西暦紀元60年代のローマーそれは母殺しの大罪をさえ犯した悪逆無道の皇帝ネロの治世であった。ネロは詩人をもって自任している自称大芸術家でキリスト教信者を蛇蝎の如く憎んでいた。64年ローマの街は大火に焼かれた。
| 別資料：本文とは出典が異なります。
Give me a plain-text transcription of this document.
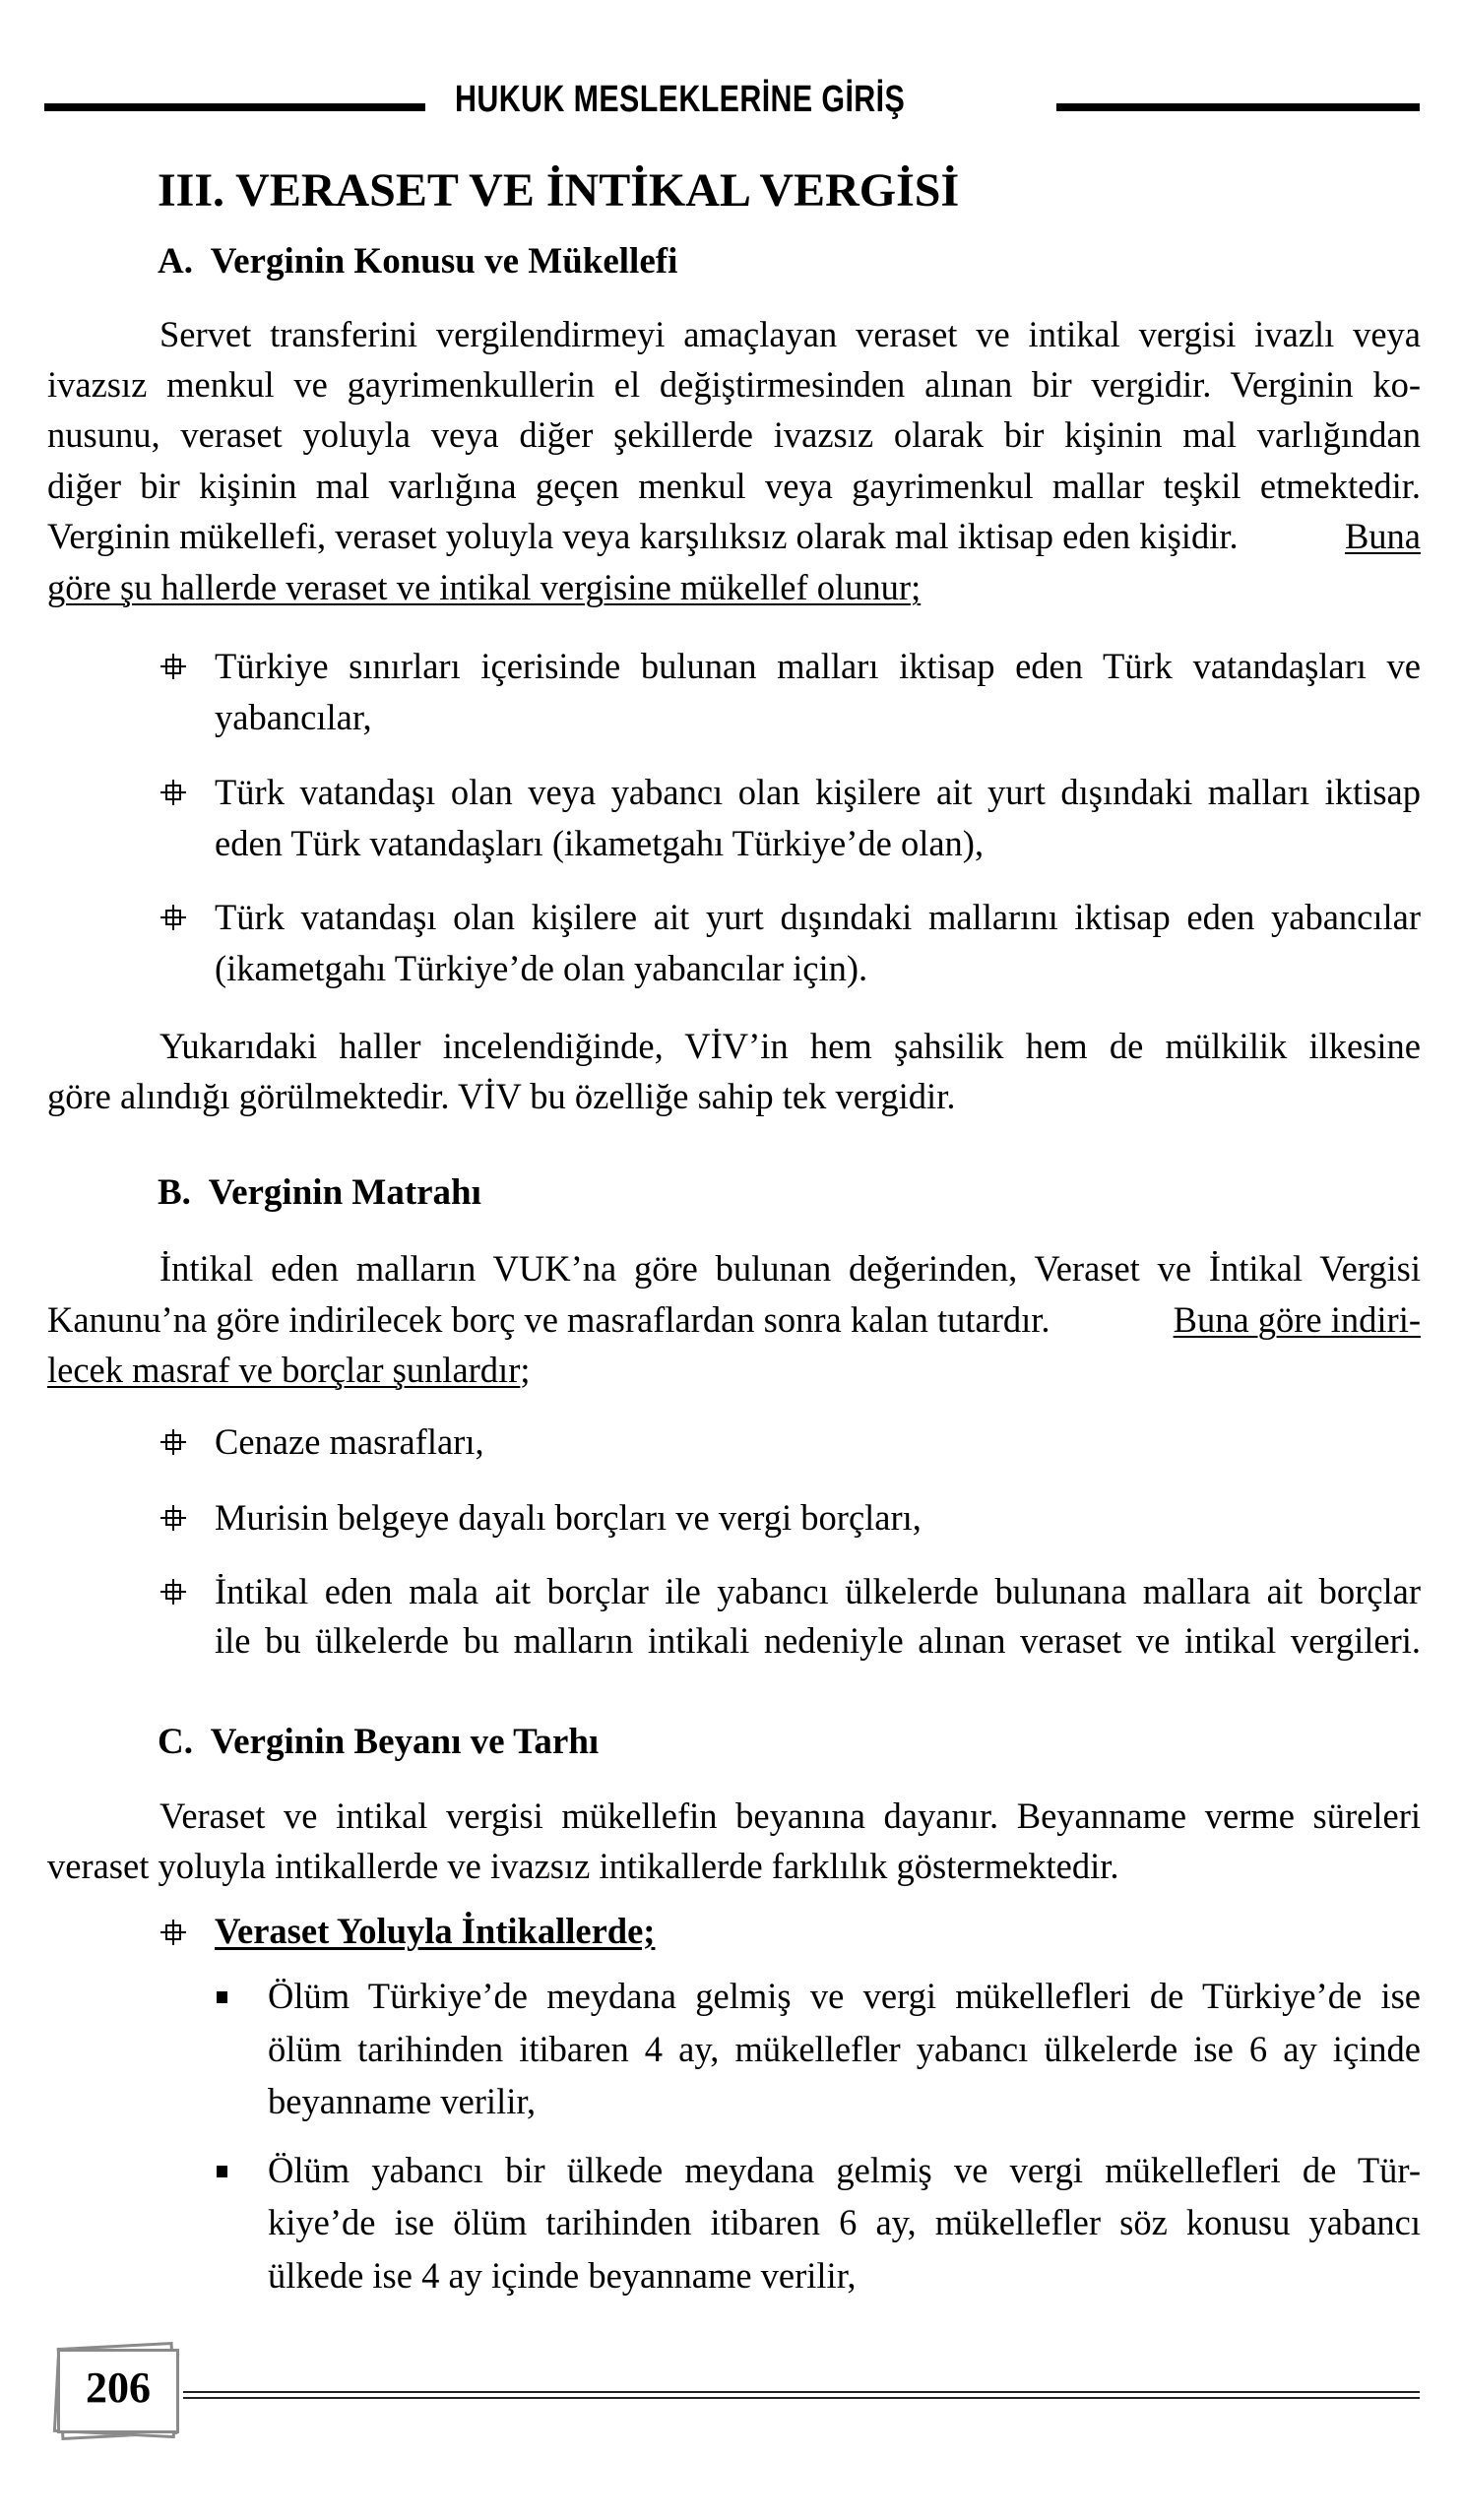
HUKUK MESLEKLERİNE GİRİŞ
III. VERASET VE İNTİKAL VERGİSİ
A.  Verginin Konusu ve Mükellefi
Servet transferini vergilendirmeyi amaçlayan veraset ve intikal vergisi ivazlı veya
ivazsız menkul ve gayrimenkullerin el değiştirmesinden alınan bir vergidir. Verginin ko-
nusunu, veraset yoluyla veya diğer şekillerde ivazsız olarak bir kişinin mal varlığından
diğer bir kişinin mal varlığına geçen menkul veya gayrimenkul mallar teşkil etmektedir.
Verginin mükellefi, veraset yoluyla veya karşılıksız olarak mal iktisap eden kişidir. Buna
göre şu hallerde veraset ve intikal vergisine mükellef olunur;
Türkiye sınırları içerisinde bulunan malları iktisap eden Türk vatandaşları ve
yabancılar,
Türk vatandaşı olan veya yabancı olan kişilere ait yurt dışındaki malları iktisap
eden Türk vatandaşları (ikametgahı Türkiye’de olan),
Türk vatandaşı olan kişilere ait yurt dışındaki mallarını iktisap eden yabancılar
(ikametgahı Türkiye’de olan yabancılar için).
Yukarıdaki haller incelendiğinde, VİV’in hem şahsilik hem de mülkilik ilkesine
göre alındığı görülmektedir. VİV bu özelliğe sahip tek vergidir.
B.  Verginin Matrahı
İntikal eden malların VUK’na göre bulunan değerinden, Veraset ve İntikal Vergisi
Kanunu’na göre indirilecek borç ve masraflardan sonra kalan tutardır.	Buna göre indiri-
lecek masraf ve borçlar şunlardır;
Cenaze masrafları,
Murisin belgeye dayalı borçları ve vergi borçları,
İntikal eden mala ait borçlar ile yabancı ülkelerde bulunana mallara ait borçlar
ile bu ülkelerde bu malların intikali nedeniyle alınan veraset ve intikal vergileri.
C.  Verginin Beyanı ve Tarhı
Veraset ve intikal vergisi mükellefin beyanına dayanır. Beyanname verme süreleri
veraset yoluyla intikallerde ve ivazsız intikallerde farklılık göstermektedir.
Veraset Yoluyla İntikallerde;
Ölüm Türkiye’de meydana gelmiş ve vergi mükellefleri de Türkiye’de ise
ölüm tarihinden itibaren 4 ay, mükellefler yabancı ülkelerde ise 6 ay içinde
beyanname verilir,
Ölüm yabancı bir ülkede meydana gelmiş ve vergi mükellefleri de Tür-
kiye’de ise ölüm tarihinden itibaren 6 ay, mükellefler söz konusu yabancı
ülkede ise 4 ay içinde beyanname verilir,
206
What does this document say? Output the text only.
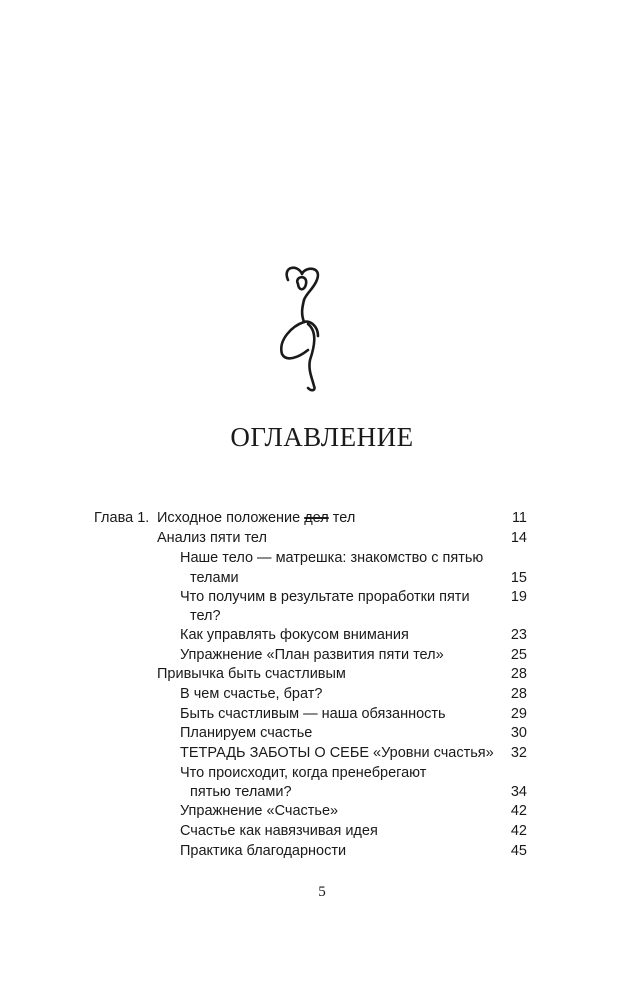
ОГЛАВЛЕНИЕ
Глава 1. Исходное положение дел тел	11
Анализ пяти тел	14
Наше тело — матрешка: знакомство с пятью
телами	15
Что получим в результате проработки пяти	19
тел?
Как управлять фокусом внимания	23
Упражнение «План развития пяти тел»	25
Привычка быть счастливым	28
В чем счастье, брат?	28
Быть счастливым — наша обязанность	29
Планируем счастье	30
ТЕТРАДЬ ЗАБОТЫ О СЕБЕ «Уровни счастья»	32
Что происходит, когда пренебрегают
пятью телами?	34
Упражнение «Счастье»	42
Счастье как навязчивая идея	42
Практика благодарности	45
5
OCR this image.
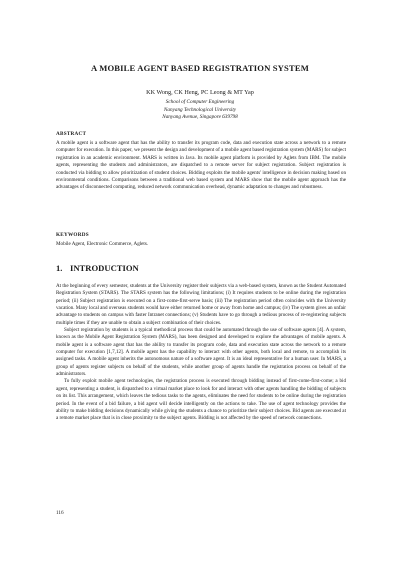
A MOBILE AGENT BASED REGISTRATION SYSTEM
KK Wong, CK Heng, PC Leong & MT Yap
School of Computer Engineering
Nanyang Technological University
Nanyang Avenue, Singapore 639798
ABSTRACT
A mobile agent is a software agent that has the ability to transfer its program code, data and execution state across a network to a remote computer for execution. In this paper, we present the design and development of a mobile agent based registration system (MARS) for subject registration in an academic environment. MARS is written in Java. Its mobile agent platform is provided by Aglets from IBM. The mobile agents, representing the students and administrators, are dispatched to a remote server for subject registration. Subject registration is conducted via bidding to allow prioritization of student choices. Bidding exploits the mobile agents' intelligence in decision making based on environmental conditions. Comparisons between a traditional web based system and MARS show that the mobile agent approach has the advantages of disconnected computing, reduced network communication overhead, dynamic adaptation to changes and robustness.
KEYWORDS
Mobile Agent, Electronic Commerce, Aglets.
1. INTRODUCTION

At the beginning of every semester, students at the University register their subjects via a web-based system, known as the Student Automated Registration System (STARS). The STARS system has the following limitations; (i) It requires students to be online during the registration period; (ii) Subject registration is executed on a first-come-first-serve basis; (iii) The registration period often coincides with the University vacation. Many local and overseas students would have either returned home or away from home and campus; (iv) The system gives an unfair advantage to students on campus with faster Intranet connections; (v) Students have to go through a tedious process of re-registering subjects multiple times if they are unable to obtain a subject combination of their choices.

Subject registration by students is a typical methodical process that could be automated through the use of software agents [4]. A system, known as the Mobile Agent Registration System (MARS), has been designed and developed to explore the advantages of mobile agents. A mobile agent is a software agent that has the ability to transfer its program code, data and execution state across the network to a remote computer for execution [1,7,12]. A mobile agent has the capability to interact with other agents, both local and remote, to accomplish its assigned tasks. A mobile agent inherits the autonomous nature of a software agent. It is an ideal representative for a human user. In MARS, a group of agents register subjects on behalf of the students, while another group of agents handle the registration process on behalf of the administrators.

To fully exploit mobile agent technologies, the registration process is executed through bidding instead of first-come-first-come; a bid agent, representing a student, is dispatched to a virtual market place to look for and interact with other agents handling the bidding of subjects on its list. This arrangement, which leaves the tedious tasks to the agents, eliminates the need for students to be online during the registration period. In the event of a bid failure, a bid agent will decide intelligently on the actions to take. The use of agent technology provides the ability to make bidding decisions dynamically while giving the students a chance to prioritize their subject choices. Bid agents are executed at a remote market place that is in close proximity to the subject agents. Bidding is not affected by the speed of network connections.

116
世上それはネロの命令によって焼かれたのだと噂されたが、事実ネロは燃ゆるローマを眺めて堅琴を弾じて詩を吟じたのであった。ネロはローマを焼いたのはキリスト教徒であると言って、教徒殺害の口実とした。かくてタイタス、フェヴィアス等有力なキリスト教徒はことごとく囚えられた。美しい乙女マーシアは熱心な信者だったので彼らを助け出そうと試みた。ローマの奉行で、全ローマの子女に崇拝されている美丈夫マーカスは彼女の美に打たれ、その心を得んものと一旦捕らえた信者たちの縛を解いてやる。それを知ったネロの寵姫ポッペアは、彼女自身マーカスに思召しがあったので嫉妬の炎に胸をやき、マーシアにマーカスが会いに行った隙を狙って、教徒の一人を拉して拷問にかけ、教徒等の集会所を白状させた。マーカスはことの次第を耳にして急ぎ戦車を駆って赴く途中、来合わせたポッペアのかごと正面衝突して了った。ポッペアは怒ってマーカスがキリスト教徒の味方をする、と言って詰った。そこでマーカスは自らの部下の進言もあったので、心ならずも信徒等を全部捕らえたが心を完全にマーシアに奪われたとしるやポッペアは狂へる夜叉の如くなってネロ皇帝にざん言した。その夜マーカスは酒宴を催し、マーシアに近づいて愛を打明け、愛のため、彼女の生命のため、ネロの怒りを解くため、信仰を棄ててくれと頼んだ。マーシアの心を聞く間もなく、彼女はネロの命によって土牢に閉じ込められた。マーカスはなおも土牢に彼女を訪ねて信仰を棄てて自分の妻になってくれと懇願した。マーシアもこの美丈夫を愛さないではなかった。神の愛に生くるか、神を棄てて異教徒を結婚するか彼女は悩んだ。その翌日はキリスト教徒等が、闘技場に於いて飢えたる獅子の餌食となるべき日である。しかしマーカスも初めて信仰の尊さを知った。マーシアを愛するには異教徒たる彼は資格がないことを悟り、肉体を失っても霊魂の救われることに満足するキリスト教徒の偉大な信仰の力に感激して、彼自らも先ず神の身を捧ぐべきであると知った。マーカスはマーシアの手をとって犠牲の祭壇に向かって力強く歩み進んだ。